В тот же день, немало удивив автора, Сергей Александрович прочел наизусть, ни разу не сбившись, стихотворение Владимира Кириллова «Мои похороны», а потом на ту же тему – свое «На смерть Ширяевца».
«Чувство смерти преследует меня»! И единственный способ одолеть страшного преследователя – быстрое движение. По комнате, по городу, по стране… Запертый безденежьем в четырех гостиничных стенах, Есенин лишился последней обороны…
И все-таки…
Если бы Тихонов не был болен простудою…
Если бы Эрлих, уже в вестибюле гостиницы, прочитал написанные кровью стихи и, перепугавшись, вернулся и уговорил Есенина провести вечер у Фромана, а молодые поэты, вместо того чтобы рассказывать анекдоты о Есенине, всю ночь до зари слушали его стихи…
Может, хотя бы в ту ночь и в том месте «чувство смерти» не настигло его?

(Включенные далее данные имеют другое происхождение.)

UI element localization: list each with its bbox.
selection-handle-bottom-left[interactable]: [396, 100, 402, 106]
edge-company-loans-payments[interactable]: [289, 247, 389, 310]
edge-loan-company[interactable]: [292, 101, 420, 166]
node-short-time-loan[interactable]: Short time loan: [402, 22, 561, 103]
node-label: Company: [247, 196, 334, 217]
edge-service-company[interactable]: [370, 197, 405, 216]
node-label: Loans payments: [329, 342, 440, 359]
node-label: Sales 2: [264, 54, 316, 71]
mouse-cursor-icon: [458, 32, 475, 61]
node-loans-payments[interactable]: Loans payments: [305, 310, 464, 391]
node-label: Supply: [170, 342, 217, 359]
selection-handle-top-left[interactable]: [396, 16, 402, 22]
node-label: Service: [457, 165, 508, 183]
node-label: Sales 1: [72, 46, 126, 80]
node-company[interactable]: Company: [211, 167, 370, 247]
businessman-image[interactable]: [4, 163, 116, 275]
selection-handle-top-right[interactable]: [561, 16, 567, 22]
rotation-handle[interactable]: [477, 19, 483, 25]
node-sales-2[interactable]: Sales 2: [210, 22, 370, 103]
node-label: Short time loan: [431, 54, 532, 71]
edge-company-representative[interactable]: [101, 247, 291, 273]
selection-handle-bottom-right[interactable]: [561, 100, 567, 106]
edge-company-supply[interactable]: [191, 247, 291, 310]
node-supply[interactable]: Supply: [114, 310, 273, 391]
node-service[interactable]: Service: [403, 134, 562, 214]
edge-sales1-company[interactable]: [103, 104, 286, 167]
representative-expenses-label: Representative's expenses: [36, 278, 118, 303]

Литературный Ленинград, это явствует из записей Павла Лукницкого, простился с Есениным второпях и небрежно, как если бы из жизни ушел бездомный литератор средней руки: жалкий оркестр, дежурные речи официальных лиц, реденькая толпа зевак. Но пока траурный спецвагон добирался до столицы, Россия опомнилась и осознала непоправимость утраты. В день похорон на улицу вышла вся Москва. Газеты в некрологах колебались, выбирая подходящий эпитет. Кого, товарищи, хороним? Как обозначить литературный ранг отошедшего? Большой? Талантливый? Известный? Транспарант над Домом печати, где был установлен гроб с телом Есенина, настаивал на слове «Великий» как на единственно верном. Однако, когда в конце января, почти накануне сороковин, в первом номере «Нового мира» за 1926 год появилась поэма Есенина «Черный человек», как-то сама собой вставшая рядышком с пушкинским «Моцартом и Сальери», оказалось, и тоже само собой, что это громкое и важное слово Есенину, как и Моцарту, не годится: то ли слишком велико, то ли чересчур узко. «Великим быть желаю, люблю России честь. Я много обещаю, исполню ли – Бог весть». При всей своей любви к Пушкину Есенин ни при какой погоде такого бы не написал, потому что всегда желал быть не великим (великих много!), а единственным:
И, песне внемля в тишине,
Любимая с другим любимым,
Быть может, вспомнит обо мне,
Как о цветке неповторимом.
А может быть, про Завещание Отошедшего россияне вспомнили благодаря природной аномалии? «Мы его хоронили под неумолчный плач весны. А на другой день после похорон сразу ударил мороз. Весне было больше нечего делать» (Вадим Шершеневич. «Великолепный очевидец»).